Garrett-Evangelical Theological Seminary 2002

Professor and Chair in the Philosophy and Religious Studies Department, Beloit College, Beloit, Wisconsin

Dr. Debra Mubashshir Majeed teaches about the practice and history of faith communities around the world. Her current area of interest is the agency and rights of Muslim women as they seek civil and religious solutions through marriage; in fact, she recently finished a book, Polygyny: What It Means When African-American Women Share Their Husbands, which explores the practice of multi-wife marriage in the Islamic tradition.

When she came to Garrett-Evangelical, Dr. Majeed already had two master’s degrees from Fuller Theological Seminary, and she chose the joint Garrett-Evangelical/Northwestern program to complete a Ph.D. in religion and theological studies. While studying the early formulations of Islam among African-Americans in the early 1900s, she became interested in the Muslim tradition and, eventually, she says, “As I began to do more research and spend more time in Muslim communities, what began as an intellectual journey was becoming a spiritual odyssey as well.” Since that time, she has been a practicing Muslim, and much of her work revolves around the experience of women in the Islamic tradition.

Dr. Majeed characterizes her work in terms of gender justice: “being aware of and able to access the rights and responsibilities afforded to you from God.” But she also carries a Womanist framework from being trained by several first- and second-generation Womanist scholars who, although their focus was on the African-American religious experience, helped her emerge as a Muslim Womanist scholar, centering her work on the study of Islam and its relationship to female authority. She seeks to “apply the directives of the Qur’an to ensure that gender justice and equity occur.”

Faithfulness to Dr. Majeed involves authenticity, submission, and surrender to God; she points out that “the word Islam means submission and surrender to the one true God.” Being faithful means “trying to have an authentic understanding of what God has called you to be and to do—this is true in work and in life more broadly.”

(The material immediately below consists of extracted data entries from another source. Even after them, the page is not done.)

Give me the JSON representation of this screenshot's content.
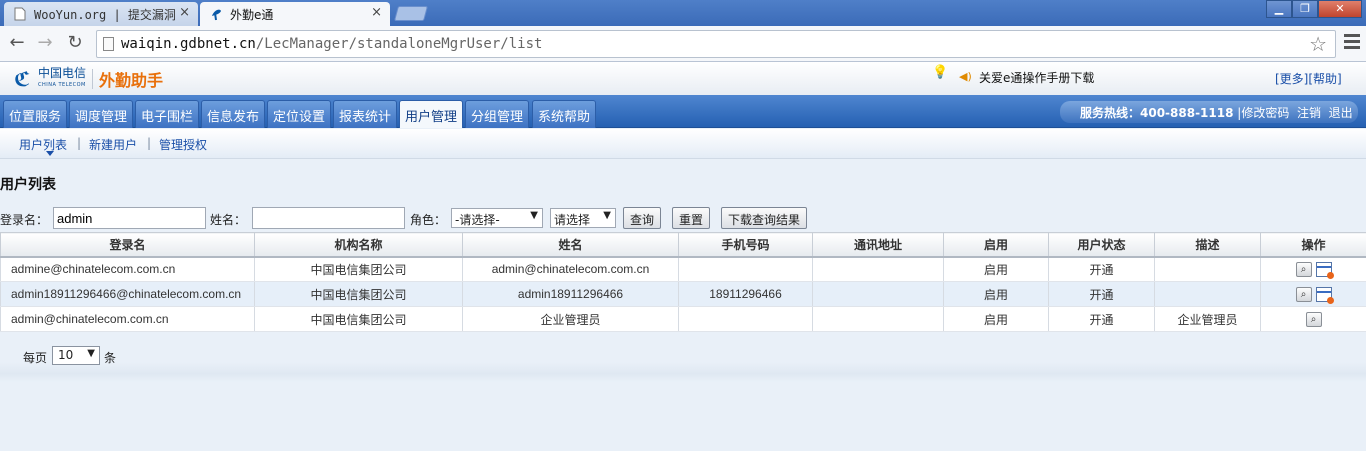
{
  "browser": {
    "tabs": [
      {
        "title": "WooYun.org | 提交漏洞",
        "active": false
      },
      {
        "title": "外勤e通",
        "active": true
      }
    ],
    "url_host": "waiqin.gdbnet.cn",
    "url_path": "/LecManager/standaloneMgrUser/list",
    "close_glyph": "×",
    "win_buttons": [
      "▁",
      "❐",
      "✕"
    ]
  },
  "header": {
    "logo_mark": "ℭ",
    "logo_cn": "中国电信",
    "logo_en": "CHINA TELECOM",
    "app_name": "外勤助手",
    "notice": "关爱e通操作手册下载",
    "more": "[更多]",
    "help": "[帮助]"
  },
  "main_nav": [
    "位置服务",
    "调度管理",
    "电子围栏",
    "信息发布",
    "定位设置",
    "报表统计",
    "用户管理",
    "分组管理",
    "系统帮助"
  ],
  "main_nav_active": 6,
  "hotline": {
    "label": "服务热线：400-888-1118",
    "change_password": "修改密码",
    "logout": "注销",
    "exit": "退出",
    "sep": "|"
  },
  "sub_nav": [
    "用户列表",
    "新建用户",
    "管理授权"
  ],
  "sub_nav_sep": "|",
  "page_title": "用户列表",
  "filters": {
    "login_label": "登录名：",
    "login_value": "admin",
    "name_label": "姓名：",
    "name_value": "",
    "role_label": "角色：",
    "role_value": "-请选择-",
    "second_select_value": "请选择",
    "query_button": "查询",
    "reset_button": "重置",
    "download_button": "下载查询结果",
    "arrow": "▼"
  },
  "table": {
    "columns": [
      "登录名",
      "机构名称",
      "姓名",
      "手机号码",
      "通讯地址",
      "启用",
      "用户状态",
      "描述",
      "操作"
    ],
    "rows": [
      {
        "login": "admine@chinatelecom.com.cn",
        "org": "中国电信集团公司",
        "name": "admin@chinatelecom.com.cn",
        "phone": "",
        "address": "",
        "enabled": "启用",
        "status": "开通",
        "desc": "",
        "can_edit": true
      },
      {
        "login": "admin18911296466@chinatelecom.com.cn",
        "org": "中国电信集团公司",
        "name": "admin18911296466",
        "phone": "18911296466",
        "address": "",
        "enabled": "启用",
        "status": "开通",
        "desc": "",
        "can_edit": true
      },
      {
        "login": "admin@chinatelecom.com.cn",
        "org": "中国电信集团公司",
        "name": "企业管理员",
        "phone": "",
        "address": "",
        "enabled": "启用",
        "status": "开通",
        "desc": "企业管理员",
        "can_edit": false
      }
    ]
  },
  "pager": {
    "per_page_label": "每页",
    "per_page_value": "10",
    "unit": "条"
  }
}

Dr. Majeed hopes that CBE can continue to focus not only on the Black experience and the Black community, but also more broadly to include other religious expressions:

“In reality, the Black religious experience is much more pluralistic, diverse, and complex. To the extent that CBE can maintain the centrality of the Black church while looking at the interconnectedness of other religious traditions in the Black community, the more relevant it will be to Black America.”

By focusing on a broader base of Black Americans, CBE can explore critical questions such as: What does it mean to be human? How do you interact with your Creator? and How do you worship your Creator?